Drei Jahrzehnte lang war Harvey Brodsky beim renommierten US-amerikanischen Tire Retread & Repair Information Bureau (TRIB) beschäftigt und leitete dieses auch als dessen Geschäftsführer. Am 5. Oktober 2010 – einen Monat vor seinem 30-jährigen Dienstjubiläum – erhielt Brodsky einen Anruf vom TRIB-Präsidenten und weiteren Vorstandsmitgliedern, die ihn darüber informierten, dass seine Dienste nicht mehr länger gebraucht würden. Während viele in einer solchen Situation vielleicht hingeworfen hätten, war Brodskys Motivation, sich für die Runderneuerung weiter stark zu machen, nicht allzu lange lädiert. Knapp drei Jahre, nachdem sich der TRIB von Harvey Brodsky getrennt hat, spricht die NEUE REIFENZEITUNG mit dem ‚Anwalt der Runderneuerung’ über seinen neuen Interessenverband, der Retread Tire Association (RTA).

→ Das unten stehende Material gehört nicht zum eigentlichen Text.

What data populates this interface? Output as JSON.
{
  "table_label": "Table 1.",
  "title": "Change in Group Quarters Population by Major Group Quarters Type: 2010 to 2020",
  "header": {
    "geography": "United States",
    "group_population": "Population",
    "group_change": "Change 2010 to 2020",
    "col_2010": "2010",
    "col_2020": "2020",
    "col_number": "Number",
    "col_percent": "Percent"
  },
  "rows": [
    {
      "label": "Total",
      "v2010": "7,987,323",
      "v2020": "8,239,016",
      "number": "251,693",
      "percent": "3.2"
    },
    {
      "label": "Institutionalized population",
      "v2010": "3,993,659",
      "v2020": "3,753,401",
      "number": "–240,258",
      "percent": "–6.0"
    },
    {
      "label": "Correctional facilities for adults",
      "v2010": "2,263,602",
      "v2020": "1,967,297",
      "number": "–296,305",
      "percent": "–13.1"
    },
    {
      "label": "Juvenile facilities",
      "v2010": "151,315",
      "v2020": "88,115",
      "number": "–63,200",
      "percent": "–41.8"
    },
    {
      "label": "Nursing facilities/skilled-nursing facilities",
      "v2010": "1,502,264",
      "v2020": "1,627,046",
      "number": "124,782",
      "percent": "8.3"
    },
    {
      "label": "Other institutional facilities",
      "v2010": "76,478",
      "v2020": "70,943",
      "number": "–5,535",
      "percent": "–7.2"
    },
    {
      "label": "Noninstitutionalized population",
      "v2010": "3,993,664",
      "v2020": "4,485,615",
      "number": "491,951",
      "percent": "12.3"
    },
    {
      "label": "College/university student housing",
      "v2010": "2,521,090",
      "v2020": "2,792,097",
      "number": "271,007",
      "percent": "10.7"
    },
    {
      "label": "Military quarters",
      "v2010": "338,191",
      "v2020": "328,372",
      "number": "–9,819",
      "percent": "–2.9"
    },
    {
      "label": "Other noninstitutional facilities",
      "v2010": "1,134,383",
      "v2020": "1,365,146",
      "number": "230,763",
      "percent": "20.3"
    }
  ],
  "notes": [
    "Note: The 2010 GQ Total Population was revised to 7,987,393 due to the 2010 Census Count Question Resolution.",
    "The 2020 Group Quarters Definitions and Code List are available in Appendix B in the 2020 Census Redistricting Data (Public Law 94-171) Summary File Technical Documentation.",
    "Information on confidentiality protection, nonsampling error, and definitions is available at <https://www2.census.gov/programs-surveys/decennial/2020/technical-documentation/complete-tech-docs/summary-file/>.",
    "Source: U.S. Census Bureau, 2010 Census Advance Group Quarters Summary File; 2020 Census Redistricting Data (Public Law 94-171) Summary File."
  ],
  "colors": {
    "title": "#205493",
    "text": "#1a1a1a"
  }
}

 Dieser Text ist im September 2013 in unserer zweisprachigen Redaktionsbeilage “Retreading Special” erschienen.

„Ich war wie geschockt“, erinnert sich Harvey Brodsky heute an den Anruf vom damaligen TRIB-Präsidenten Mike Berra Jr. und zwei weiteren Vorstandsmitgliedern. „Ich liebe diese Branche. Damals dachte ich zuerst, dies wäre das Ende meiner Beziehung zur Runderneuerung. Aber schon schnell habe ich verstanden, dass dies eben nicht so ist. Einen Tag nach dem Anruf sollte ich nach Italien fliegen und bei der Hauptversammlung des italienischen Runderneuerungsverbands im Namen des TRIB eine Rede halten. Als ich dann mit AIRP-Präsident Stefano Carloni telefonierte und ihm sagte, ich sei gefeuert worden, meinte er ‚Wir wollen immer noch, dass du zu uns kommst’. Schon kurze Zeit später habe ich Anrufe von Leuten aus der Branche erhalten. ‚Wir sind geschockt’, haben die zu mir gesagt. ‚Wir werden dich unterstützen’.“

Die Entscheidung, mit einem neuen Verband komplett von vorne anzufangen, wurde eigentlich von ihren Gründungsmitgliedern getroffen. Brodsky war noch immer unentschlossen, was seine Zukunft betraf, als er einen Anruf von Bob Hendry erhielt, Vizepräsident für Sales & Marketing beim Anbieter von Reparaturmaterialien 31 Inc. aus Ohio. Hendry bestärkte Brodsky, er solle doch einen neuen Verband gründen. „’Und zwar gleich jetzt. Ich gebe dir meine Kreditkartendetails.’“ Fünf Minuten später hatte der Verband, der noch keinen Namen besaß, bereits sein zweites neues Mitglied. „Heute haben wir über 300 Mitglieder in wenigstens 36 Ländern“, so Brodsky, der nunmehr Geschäftsführer der Retread Tire Association (RTA) ist. „Unser Wachstum war schon spektakulär. Als wir die 200 erreicht haben, war ich etwas geschockt. Meine Frau sagte mir aber damals, die RTA würde bestimmt bald schon 300 Mitglieder haben – sie sollte Recht behalten.“ Salvadori Srl. aus Italien wurde unser 300. Mitglied Anfang dieses Jahres.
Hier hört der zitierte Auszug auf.